Durham’s office said it found nothing to support the allegation. The special counsel also noted that the data showed a Russian phone provider connection involving the Executive Office of the President “during the Obama administration and years before Trump took office.”

The data was compiled by a tech firm that had special access to the purportedly suspicious internet data through an “arrangement” with the US government, and that firm was in touch with Sussmann, according to the filing.

An executive at the tech company, Rodney Joffe, and his associates exploited this arrangement by mining domain name system traffic associated with the Executive Office of the President and other data “for the purpose of gathering derogatory information about Donald Trump,” Durham’s prosecutors wrote.

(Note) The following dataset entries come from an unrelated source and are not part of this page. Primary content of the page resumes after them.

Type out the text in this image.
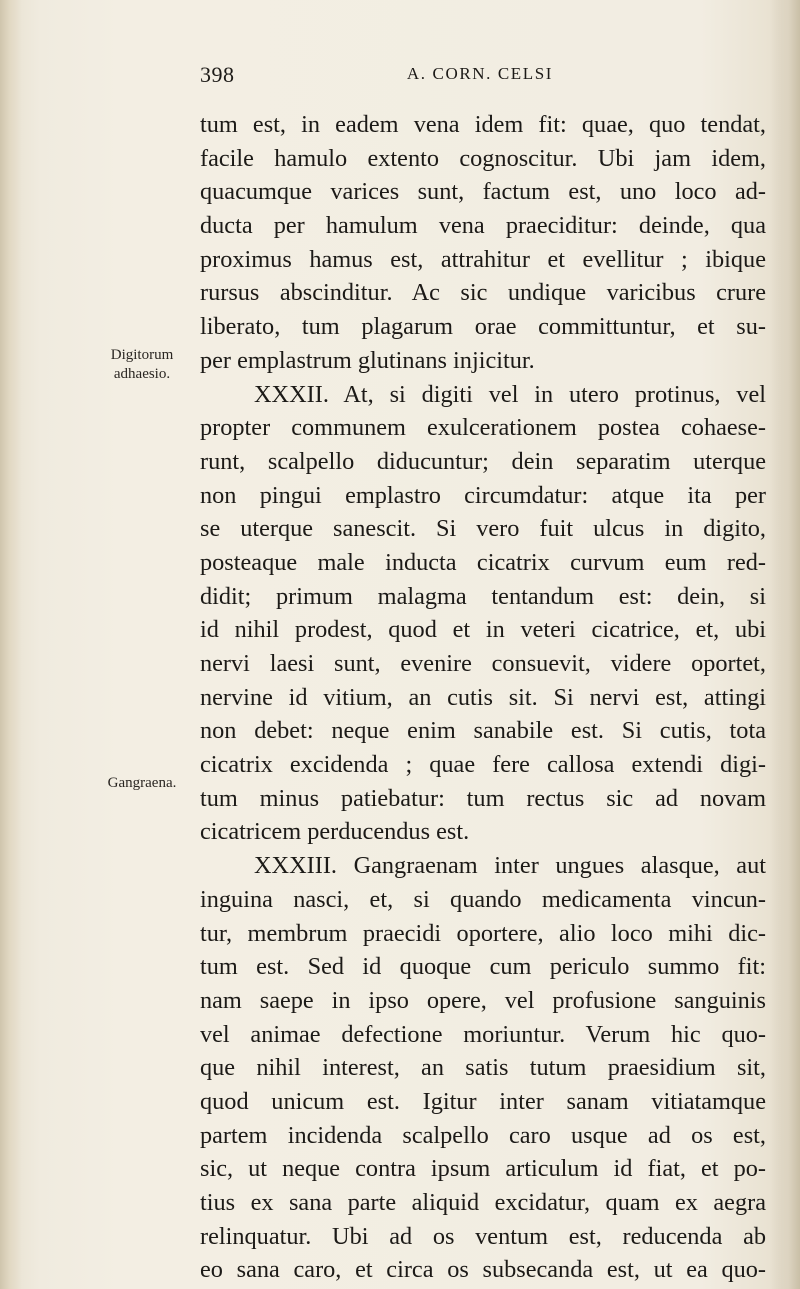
398	A. CORN. CELSI
Digitorum
adhaesio.
Gangraena.
tum est, in eadem vena idem fit: quae, quo tendat,
facile hamulo extento cognoscitur. Ubi jam idem,
quacumque varices sunt, factum est, uno loco ad-
ducta per hamulum vena praeciditur: deinde, qua
proximus hamus est, attrahitur et evellitur ; ibique
rursus abscinditur. Ac sic undique varicibus crure
liberato, tum plagarum orae committuntur, et su-
per emplastrum glutinans injicitur.
XXXII. At, si digiti vel in utero protinus, vel
propter communem exulcerationem postea cohaese-
runt, scalpello diducuntur; dein separatim uterque
non pingui emplastro circumdatur: atque ita per
se uterque sanescit. Si vero fuit ulcus in digito,
posteaque male inducta cicatrix curvum eum red-
didit; primum malagma tentandum est: dein, si
id nihil prodest, quod et in veteri cicatrice, et, ubi
nervi laesi sunt, evenire consuevit, videre oportet,
nervine id vitium, an cutis sit. Si nervi est, attingi
non debet: neque enim sanabile est. Si cutis, tota
cicatrix excidenda ; quae fere callosa extendi digi-
tum minus patiebatur: tum rectus sic ad novam
cicatricem perducendus est.
XXXIII. Gangraenam inter ungues alasque, aut
inguina nasci, et, si quando medicamenta vincun-
tur, membrum praecidi oportere, alio loco mihi dic-
tum est. Sed id quoque cum periculo summo fit:
nam saepe in ipso opere, vel profusione sanguinis
vel animae defectione moriuntur. Verum hic quo-
que nihil interest, an satis tutum praesidium sit,
quod unicum est. Igitur inter sanam vitiatamque
partem incidenda scalpello caro usque ad os est,
sic, ut neque contra ipsum articulum id fiat, et po-
tius ex sana parte aliquid excidatur, quam ex aegra
relinquatur. Ubi ad os ventum est, reducenda ab
eo sana caro, et circa os subsecanda est, ut ea quo-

Joffe is not charged with any crime.

A spokesperson for Joffe said he “is an apolitical internet security expert with decades of service to the U.S. Government who has never worked for a political party, and who legally provided access to DNS data obtained from a private client that separately was providing DNS services to the Executive Office of the President (EOP).”

“Upon identifying DNS queries from Russian-made Yota phones in proximity to the Trump campaign and the EOP, respected cyber-security researchers were deeply concerned about the anomalies they found in the data and prepared a report of their findings, which was subsequently shared with the CIA,” the spokesperson added later in the statement.

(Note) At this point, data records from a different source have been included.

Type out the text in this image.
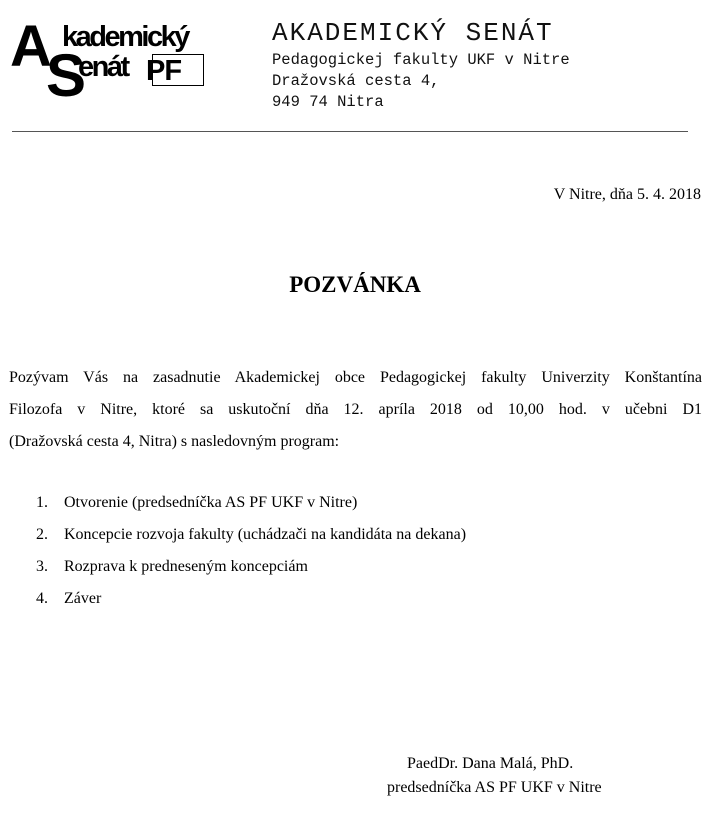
A kademický
S
enát PF
AKADEMICKÝ SENÁT

Pedagogickej fakulty UKF v Nitre

Dražovská cesta 4,

949 74 Nitra

V Nitre, dňa 5. 4. 2018
POZVÁNKA

Pozývam Vás na zasadnutie Akademickej obce Pedagogickej fakulty Univerzity Konštantína
Filozofa v Nitre, ktoré sa uskutoční dňa 12. apríla 2018 od 10,00 hod. v učebni D1
(Dražovská cesta 4, Nitra) s nasledovným program:

1.	Otvorenie (predsedníčka AS PF UKF v Nitre)
2.	Koncepcie rozvoja fakulty (uchádzači na kandidáta na dekana)
3.	Rozprava k predneseným koncepciám
4.	Záver
PaedDr. Dana Malá, PhD.
predsedníčka AS PF UKF v Nitre
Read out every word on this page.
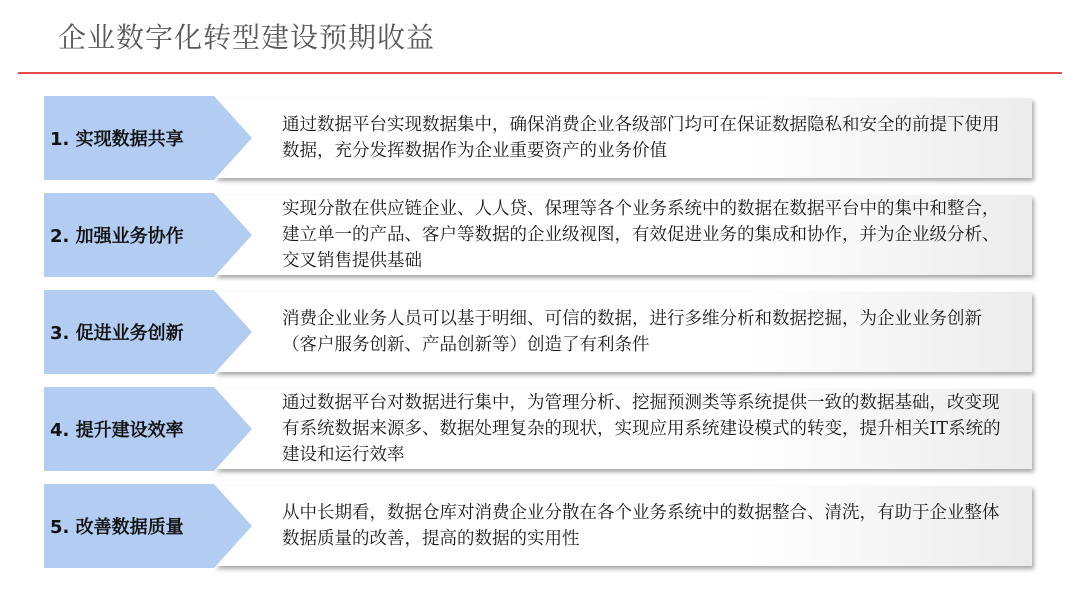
企业数字化转型建设预期收益
通过数据平台实现数据集中，确保消费企业各级部门均可在保证数据隐私和安全的前提下使用数据，充分发挥数据作为企业重要资产的业务价值
1. 实现数据共享
实现分散在供应链企业、人人贷、保理等各个业务系统中的数据在数据平台中的集中和整合，建立单一的产品、客户等数据的企业级视图，有效促进业务的集成和协作，并为企业级分析、交叉销售提供基础
2. 加强业务协作
消费企业业务人员可以基于明细、可信的数据，进行多维分析和数据挖掘，为企业业务创新（客户服务创新、产品创新等）创造了有利条件
3. 促进业务创新
通过数据平台对数据进行集中，为管理分析、挖掘预测类等系统提供一致的数据基础，改变现有系统数据来源多、数据处理复杂的现状，实现应用系统建设模式的转变，提升相关IT系统的建设和运行效率
4. 提升建设效率
从中长期看，数据仓库对消费企业分散在各个业务系统中的数据整合、清洗，有助于企业整体数据质量的改善，提高的数据的实用性
5. 改善数据质量
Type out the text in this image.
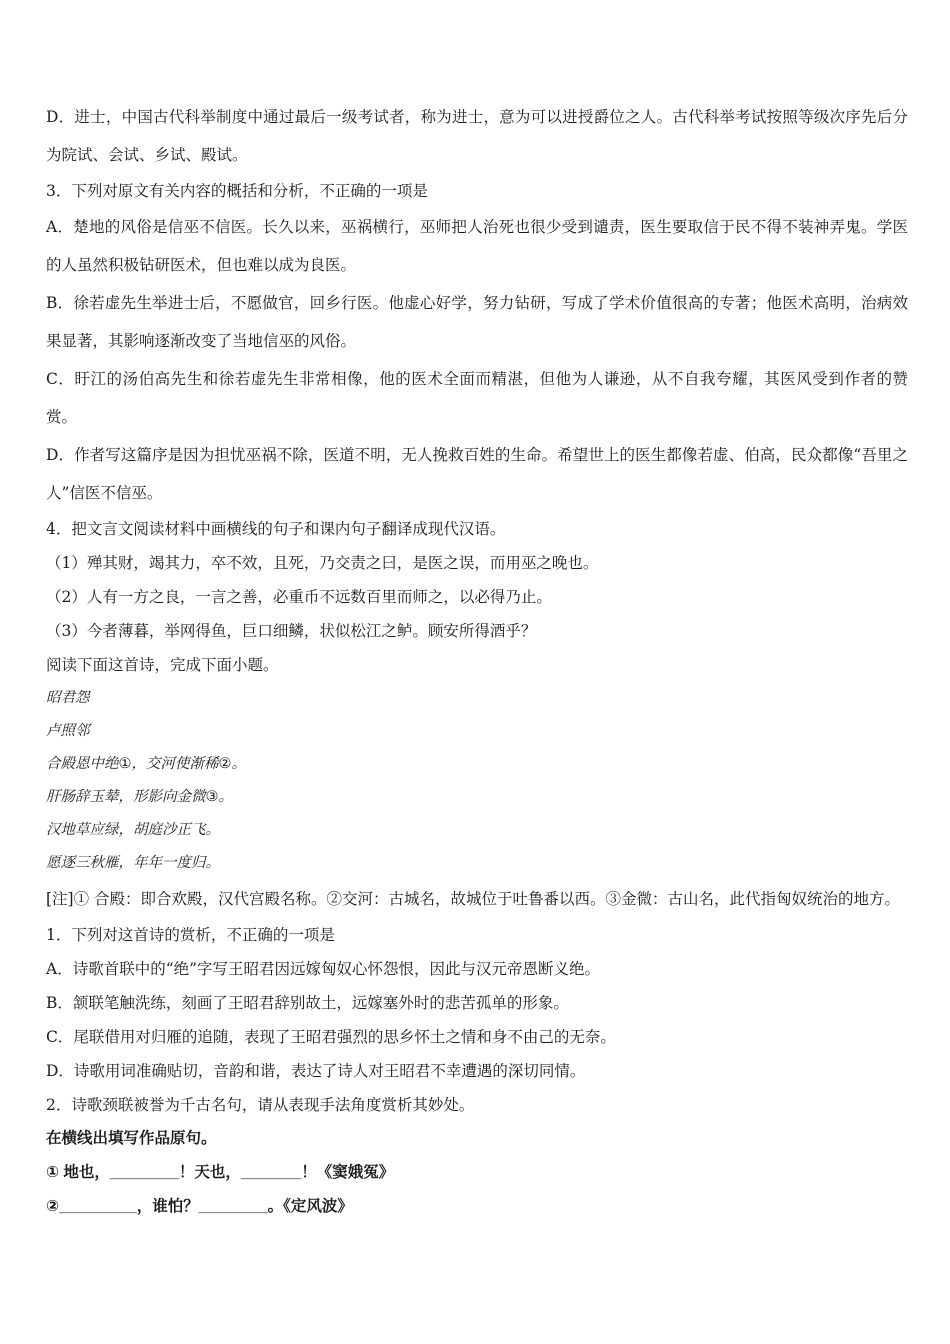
D．进士，中国古代科举制度中通过最后一级考试者，称为进士，意为可以进授爵位之人。古代科举考试按照等级次序先后分为院试、会试、乡试、殿试。

3．下列对原文有关内容的概括和分析，不正确的一项是

A．楚地的风俗是信巫不信医。长久以来，巫祸横行，巫师把人治死也很少受到谴责，医生要取信于民不得不装神弄鬼。学医的人虽然积极钻研医术，但也难以成为良医。

B．徐若虚先生举进士后，不愿做官，回乡行医。他虚心好学，努力钻研，写成了学术价值很高的专著；他医术高明，治病效果显著，其影响逐渐改变了当地信巫的风俗。

C．盱江的汤伯高先生和徐若虚先生非常相像，他的医术全面而精湛，但他为人谦逊，从不自我夸耀，其医风受到作者的赞赏。

D．作者写这篇序是因为担忧巫祸不除，医道不明，无人挽救百姓的生命。希望世上的医生都像若虚、伯高，民众都像“吾里之人”信医不信巫。

4．把文言文阅读材料中画横线的句子和课内句子翻译成现代汉语。

（1）殚其财，竭其力，卒不效，且死，乃交责之曰，是医之误，而用巫之晚也。

（2）人有一方之良，一言之善，必重币不远数百里而师之，以必得乃止。

（3）今者薄暮，举网得鱼，巨口细鳞，状似松江之鲈。顾安所得酒乎？

阅读下面这首诗，完成下面小题。

昭君怨

卢照邻

合殿恩中绝①，交河使渐稀②。

肝肠辞玉辇，形影向金微③。

汉地草应绿，胡庭沙正飞。

愿逐三秋雁，年年一度归。

[注]① 合殿：即合欢殿，汉代宫殿名称。②交河：古城名，故城位于吐鲁番以西。③金微：古山名，此代指匈奴统治的地方。

1．下列对这首诗的赏析，不正确的一项是

A．诗歌首联中的“绝”字写王昭君因远嫁匈奴心怀怨恨，因此与汉元帝恩断义绝。

B．颔联笔触洗练，刻画了王昭君辞别故土，远嫁塞外时的悲苦孤单的形象。

C．尾联借用对归雁的追随，表现了王昭君强烈的思乡怀土之情和身不由己的无奈。

D．诗歌用词准确贴切，音韵和谐，表达了诗人对王昭君不幸遭遇的深切同情。

2．诗歌颈联被誉为千古名句，请从表现手法角度赏析其妙处。

在横线出填写作品原句。

① 地也，________！天也，_______！《窦娥冤》

②_________，谁怕？________。《定风波》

Sussmann has pleaded not guilty to charges of lying to the FBI. His lawyers declined to comment.

Durham’s office says in the filing that he plans to use the information in it at Sussmann’s trial. Durham’s office declined to comment further.

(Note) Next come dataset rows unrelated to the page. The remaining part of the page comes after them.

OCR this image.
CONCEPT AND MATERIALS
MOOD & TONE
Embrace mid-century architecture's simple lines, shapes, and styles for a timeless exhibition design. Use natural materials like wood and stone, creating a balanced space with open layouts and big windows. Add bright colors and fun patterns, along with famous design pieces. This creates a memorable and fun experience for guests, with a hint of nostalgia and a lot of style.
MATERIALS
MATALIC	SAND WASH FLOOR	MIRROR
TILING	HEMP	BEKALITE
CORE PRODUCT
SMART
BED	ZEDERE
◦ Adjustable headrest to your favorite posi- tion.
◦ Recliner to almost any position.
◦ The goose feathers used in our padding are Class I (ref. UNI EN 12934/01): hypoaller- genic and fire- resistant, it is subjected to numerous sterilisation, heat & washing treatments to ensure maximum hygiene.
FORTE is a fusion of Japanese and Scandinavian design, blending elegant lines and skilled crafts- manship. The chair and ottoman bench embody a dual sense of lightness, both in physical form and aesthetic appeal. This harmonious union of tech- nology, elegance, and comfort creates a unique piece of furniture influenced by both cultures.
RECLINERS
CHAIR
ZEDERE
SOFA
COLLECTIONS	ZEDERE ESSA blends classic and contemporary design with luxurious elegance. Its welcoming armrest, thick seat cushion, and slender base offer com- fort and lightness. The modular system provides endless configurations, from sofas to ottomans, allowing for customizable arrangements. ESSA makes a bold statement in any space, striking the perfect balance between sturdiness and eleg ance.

Right-wing media outlets and Republican politicians, including Trump, are citing Durham’s court filing to accuse Hillary Clinton’s 2016 campaign of spying on Trump because of the use of the data.

But Durham’s court filing doesn’t allege that the pro-Clinton researchers use of internet data meant that there was any eavesdropping on content of communications.

Durham has used the Sussmann case to more broadly draw attention to the role of unsavory political opposition research in the 2016 election.

Sussmann is charged with making a false statement to the FBI about his representation of the Democrats, when he shared data that pro-Clinton researchers believed linked Trump Organization servers to a Russian bank in 2016.

The five-year statute of limitations appears to have passed for Durham to accuse Sussmann of any wrongdoing related to his meeting with the CIA. Passing along information from researchers to intelligence officials for further investigation is not uncommon and isn’t necessarily a crime.

The new details were included in a more mundane request to have Sussmann agree to waive any conflict-of-interest issues that could arise because his lawyers have represented others connected to the investigation in the past.

Sussmann is set to go to trial in a few months, and the case is largely expected to be based on the testimony of former FBI General Counsel James Baker, who has made shaky statements in testimony over the past few years about his memory of his interactions with Sussmann.

This story has been updated with additional details Monday.